There's good news afoot. The truth is, we can be happy while focusing on daily household chores. Surprisingly, it's the act of wishing ourselves away to another time and place that makes us unhappy, not the chores themselves.
Harvard University researchers Matthew A. Killingsworth, PhD and Daniel T. Gilbert, Ph.D found that, regardless of the activity, when subjects were focused on the task at hand, they were more likely to feel happy than if they were distracted or thinking about something else.
"The research also points to the importance of mindfulness, an intentionally generated state of focused attention that also boosts happiness. In the last decade, neuroscientists have discovered how living mindfully in the present re-wires our brains for joy.
Over time, practicing mindfulness increases activity in the left-prefrontal cortex, the part of the brain most active in happy people. We all have the potential for clear-minded happiness, but in our high-distraction culture, many of us have to work at developing it."
Some of the helpful tips in the article include arranging your schedule so you can work on single tasks for long periods of time, and focusing on uni-tasking while avoiding multitasking.
"Most of life is day-to-day survival - everybody's is, really.
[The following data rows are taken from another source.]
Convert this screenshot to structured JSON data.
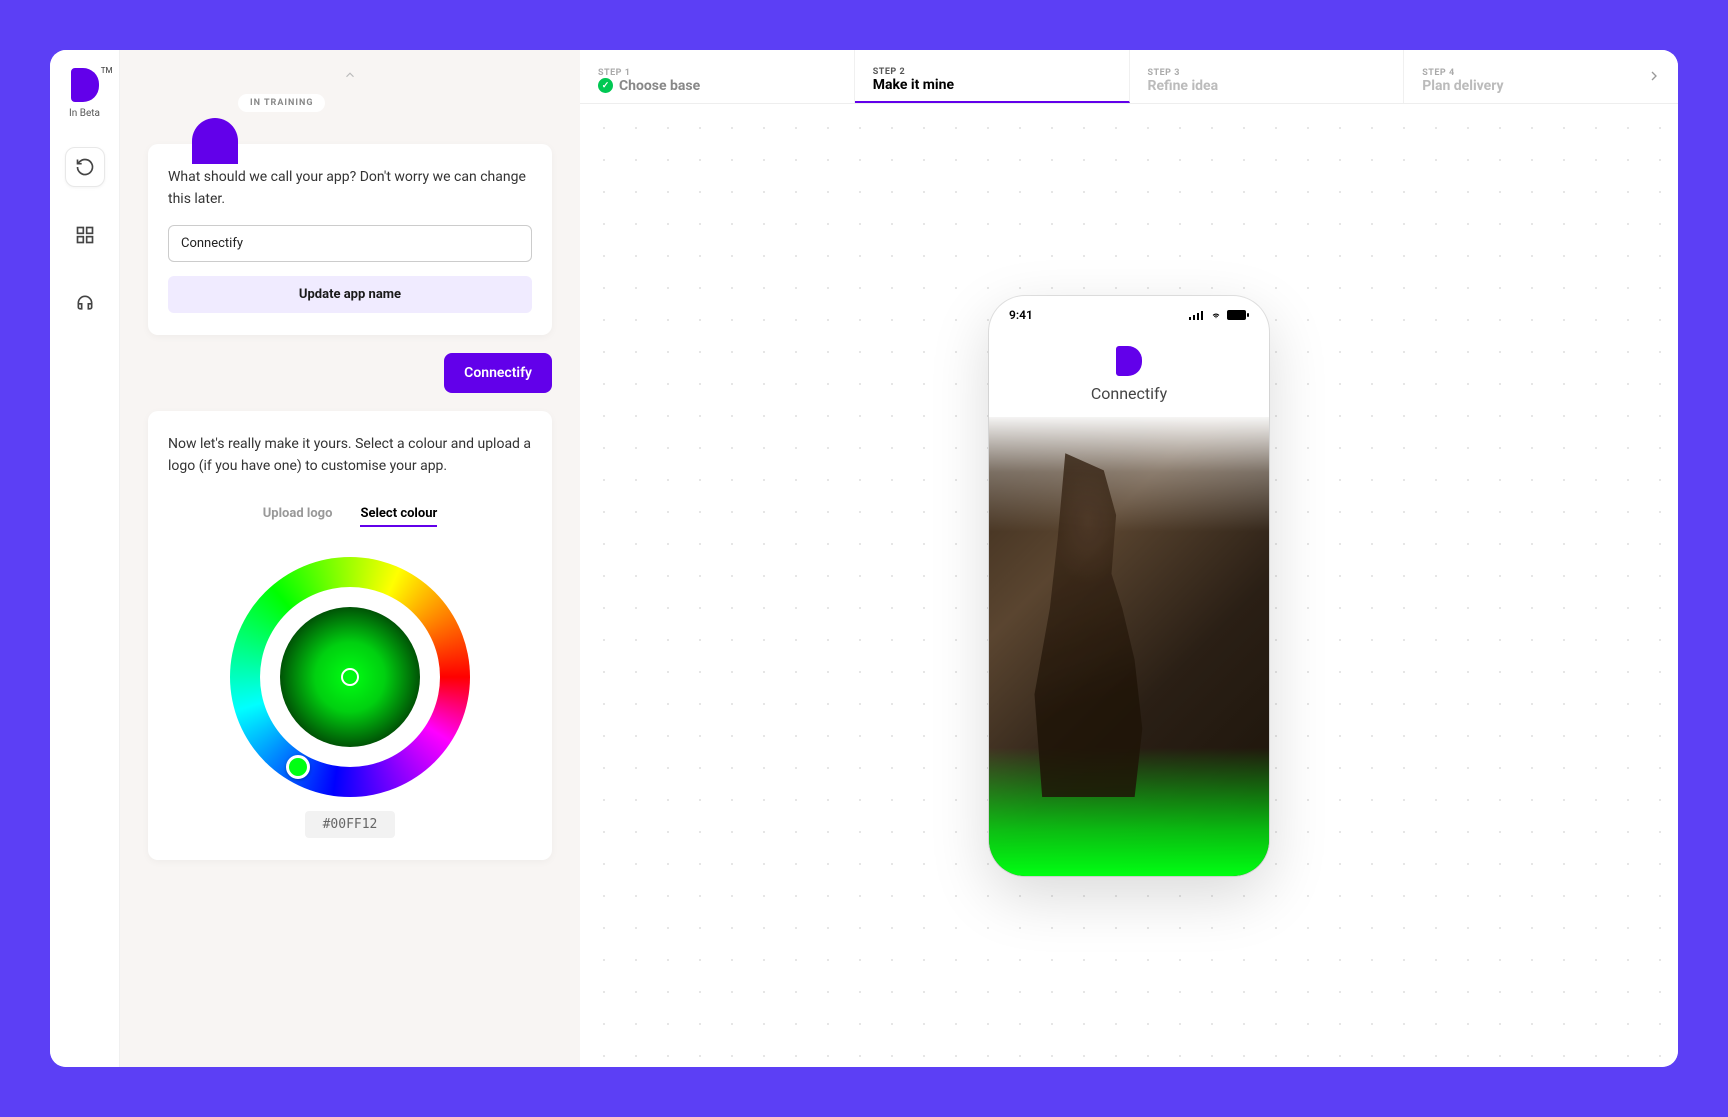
{
  "sidebar": {
    "logo_caption": "In Beta",
    "logo_tm": "TM"
  },
  "chat": {
    "training_badge": "IN TRAINING",
    "prompt1": "What should we call your app? Don't worry we can change this later.",
    "app_name_value": "Connectify",
    "update_btn": "Update app name",
    "user_reply": "Connectify",
    "prompt2": "Now let's really make it yours. Select a colour and upload a logo (if you have one) to customise your app.",
    "tab_upload": "Upload logo",
    "tab_colour": "Select colour",
    "hex_value": "#00FF12"
  },
  "stepper": {
    "steps": [
      {
        "num": "STEP 1",
        "title": "Choose base"
      },
      {
        "num": "STEP 2",
        "title": "Make it mine"
      },
      {
        "num": "STEP 3",
        "title": "Refine idea"
      },
      {
        "num": "STEP 4",
        "title": "Plan delivery"
      }
    ]
  },
  "phone": {
    "time": "9:41",
    "app_name": "Connectify"
  }
}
I don't think we're made to handle action and adventure nonstop.
I often find myself wishing my life were more adventurous, but as soon as conflict heads my way, I'd rather have the simple liturgy of laundry. No life is grind-free, whether that grind looks like dirty diapers or tossing a ring back into the fires of Mt. Doom."
This morning while I stripped the bed and pulled off the umpteenth pillowcase, I caught myself feeling annoyed and wishing I was at the pool. When I consciously brought myself back to the task at hand and focused on the arm strength it took to yank a jersey pillowcase off of a cotton pillow, I daresay that I might have actually enjoyed myself.
I'm considering how less fantasizing about the pool and more doing -- whatever needs to be done, while focused -- will make my summer feel more fulfilling.
Notice I didn't say "no pool." Let's not get barbaric here. Summer should still be enjoyed, but while enjoying it, let's have this happiness lesson work both ways: when we're at the pool, let's not worry about the messes at home.
I'm certainly going to change my dirge to a happy ditty and embrace the mundane. When we willingly throw ourselves headfirst into the grind, we might actually crack a smile.